Я щурилась от солнца, светящего прямо в глаза, но это было не важно. Здорово снова быть на улице, даже если всего на пять минут. На какое-то мгновение я пожалела, что не курю. Тогда у меня был бы повод попроситься наружу хоть на минутку. Вместо этого я с полуобморочным видом спросила, не могу ли выйти на свежий воздух. Они посмотрели на меня с подозрением, но отказать не смогли.
– Только быстро, хочется закончить поскорее, – сказал Рон, будто мы уже были близки к завершению. Я на это надеялась, но сильно сомневалась. Мы еще не дошли до самого тяжелого. Они слишком много времени потратили на первый визит домой к Бауэрам.
Ханна мне потом позвонила и обеспокоенно спросила, не слишком ли много они на себя берут. Полицейским я об этом не рассказала, а они и не спрашивали. К тому же я знала, что они подумают, а это было не так. Она просто переживала. Она всегда была гораздо практичнее Кристофера в вопросах, касавшихся Джейни.
– Мы можем чем-то еще ей помочь? – спросила она меня тогда.
– Просто делайте то, что делаете, но, по правде говоря, пройдет немало времени до полного психологического и эмоционального исцеления. Этого не случится, пока она не попадет в постоянный дом. Даже если она этого не осознает, она все еще не чувствует себя в безопасности. Ребенок не может чувствовать себя в безопасности, пока у него нет дома.
– И каковы перспективы?
– Многие хотели бы взять ее, – я потерла лоб, думая о сотнях страниц документов, которые мне еще нужно прочитать. – Это создает сложности, но это хорошо.
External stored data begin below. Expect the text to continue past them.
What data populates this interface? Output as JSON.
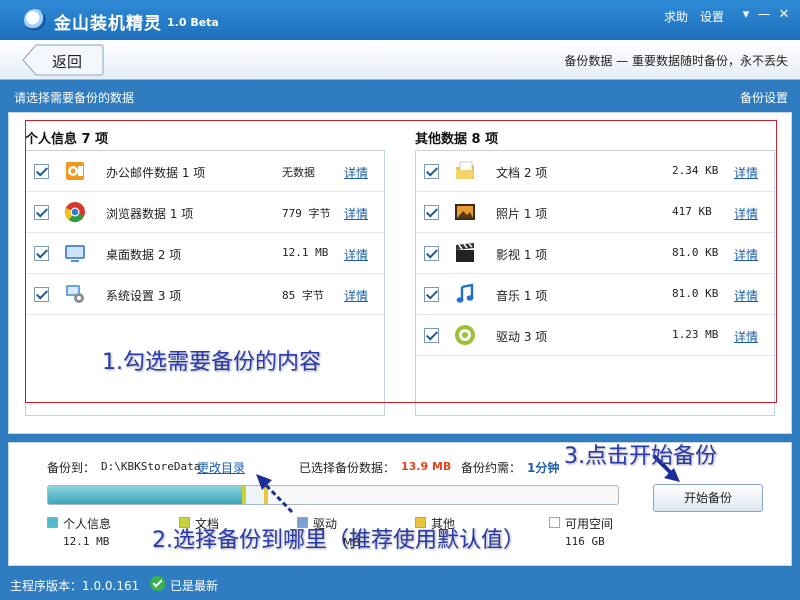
{
  "app": {
    "title": "金山装机精灵",
    "version": "1.0 Beta"
  },
  "titlebar": {
    "help": "求助",
    "settings": "设置"
  },
  "nav": {
    "back": "返回",
    "slogan": "备份数据 — 重要数据随时备份，永不丢失"
  },
  "strip": {
    "prompt": "请选择需要备份的数据",
    "settings": "备份设置"
  },
  "personal": {
    "title": "个人信息 7 项",
    "items": [
      {
        "icon": "outlook-icon",
        "name": "办公邮件数据 1 项",
        "size": "无数据",
        "link": "详情"
      },
      {
        "icon": "chrome-icon",
        "name": "浏览器数据 1 项",
        "size": "779 字节",
        "link": "详情"
      },
      {
        "icon": "desktop-icon",
        "name": "桌面数据 2 项",
        "size": "12.1 MB",
        "link": "详情"
      },
      {
        "icon": "system-settings-icon",
        "name": "系统设置 3 项",
        "size": "85 字节",
        "link": "详情"
      }
    ]
  },
  "other": {
    "title": "其他数据 8 项",
    "items": [
      {
        "icon": "document-icon",
        "name": "文档 2 项",
        "size": "2.34 KB",
        "link": "详情"
      },
      {
        "icon": "photo-icon",
        "name": "照片 1 项",
        "size": "417 KB",
        "link": "详情"
      },
      {
        "icon": "film-icon",
        "name": "影视 1 项",
        "size": "81.0 KB",
        "link": "详情"
      },
      {
        "icon": "music-icon",
        "name": "音乐 1 项",
        "size": "81.0 KB",
        "link": "详情"
      },
      {
        "icon": "driver-icon",
        "name": "驱动 3 项",
        "size": "1.23 MB",
        "link": "详情"
      }
    ]
  },
  "annotations": {
    "step1": "1.勾选需要备份的内容",
    "step2": "2.选择备份到哪里（推荐使用默认值）",
    "step3": "3.点击开始备份"
  },
  "backup": {
    "to_label": "备份到：",
    "path": "D:\\KBKStoreData",
    "change": "更改目录",
    "selected_label": "已选择备份数据：",
    "selected_value": "13.9 MB",
    "time_label": "备份约需：",
    "time_value": "1分钟",
    "start": "开始备份",
    "legend": [
      {
        "label": "个人信息",
        "value": "12.1 MB",
        "color": "#52b9c9"
      },
      {
        "label": "文档",
        "value": "",
        "color": "#c8d23a"
      },
      {
        "label": "驱动",
        "value": "",
        "color": "#7c9fd6"
      },
      {
        "label": "其他",
        "value": "",
        "color": "#e8c63a"
      },
      {
        "label": "可用空间",
        "value": "116 GB",
        "color": "#ffffff"
      }
    ],
    "partial_value": "MB"
  },
  "footer": {
    "version": "主程序版本：1.0.0.161",
    "status": "已是最新"
  }
}
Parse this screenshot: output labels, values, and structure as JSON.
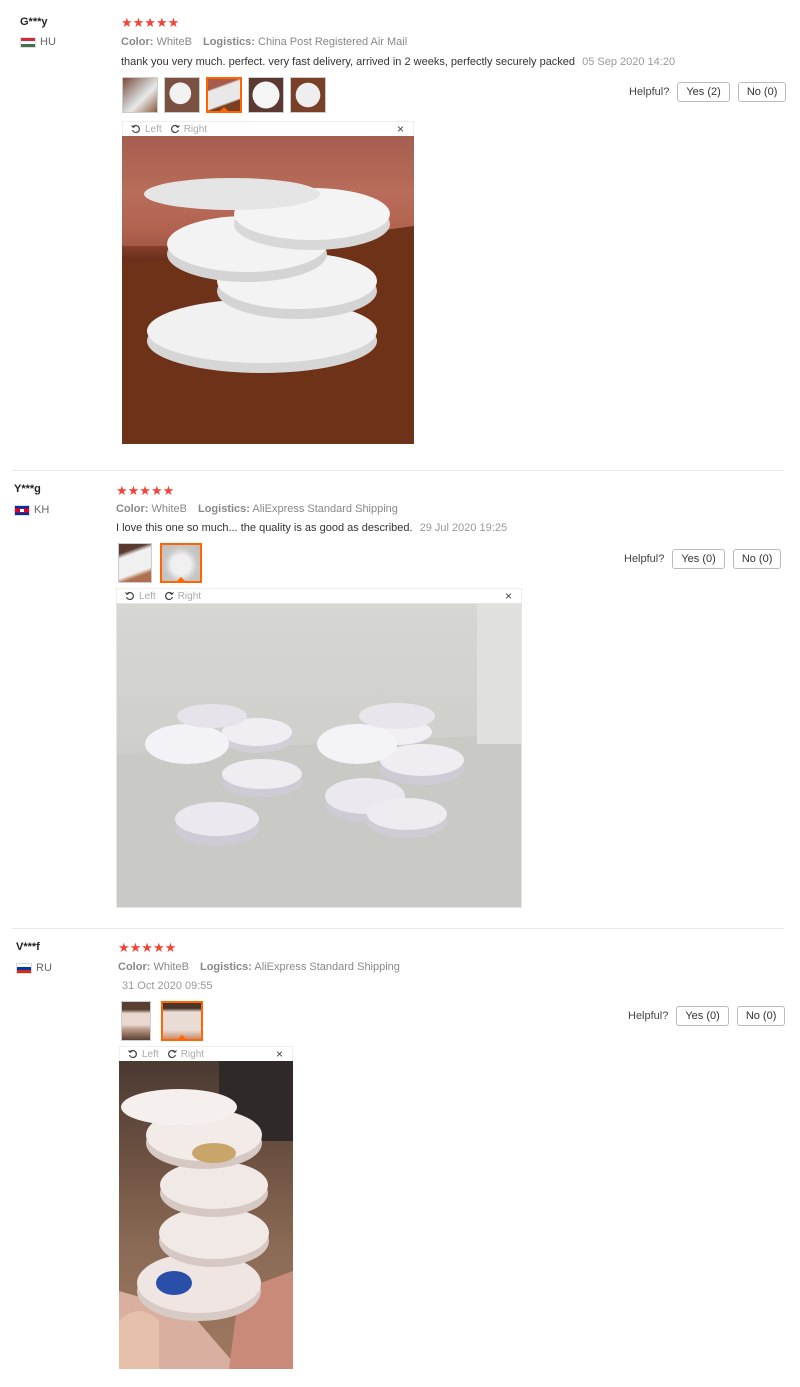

– Обнаружить родственников по-прежнему не удалось?
– Ничего существенного, – ответила я.
Это не совсем ложь – не было никакого смысла рассказывать ей, как я ходила к матери Бекки в тюрьму, это только сильнее бы ее расстроило, тем более что из нашей встречи ничего не вышло.
В поисках постоянного дома для ребенка мы всегда начинаем с родственников, а сейчас единственной, кого мы сумели отыскать, была мать Бекки, Сью Уотсон. Ее криминальное досье охватывало два десятилетия, и сейчас она в тюрьме округа Фодж ожидала решения суда после апелляции по поводу третьего обвинения в вождении в нетрезвом виде и небезопасном вождении. Я навещала ее на прошлой неделе.
Сью была настолько толстой, что складки кожи свешивались по краям алюминиевого стула. На ней был характерный оранжевый комбинезон. Обычно женщины в таких тонут, но на ней он сидел в облипку. Длинные густые волосы лежали кудрявой копной, словно к ним много лет не прикасалась расческа. Она сложила руки на груди и уставилась на меня.
– Ты кто? – Зубы у нее были такие же гнилые, как когда-то у Джейни.
– Я Пайпер Гольдштейн. Мы разговаривали по телефону. Я социальный работник, занимающийся делом вашей внучки, Джейни.
– Зачем Джейни социальный работник? – спросила она, оглядываясь на других посетителей в набитой комнате, словно они могли подслушивать. Беспокойство было напрасным, часы посещения были короткими, и никто не думал о других.
– Суд назначает социального работника в случаях, когда ребенку требуется защита, – объяснила я теми же словами, что и в первый раз по телефону.
– А я тут при чем?
Я ненавидела об этом говорить, но выбора у меня не было. Государство настаивало, чтобы мы первым делом искали родственников, если это возможно. Иногда это срабатывало, но чаще всего нет. Родительская несостоятельность передавалась из поколения в поколение, и родственники, как правило, справлялись не лучше родителей. В случае с Джейни я заранее знала, что она не может жить ни с кем из родственников, Сью бывала под арестом даже чаще, чем Бекки.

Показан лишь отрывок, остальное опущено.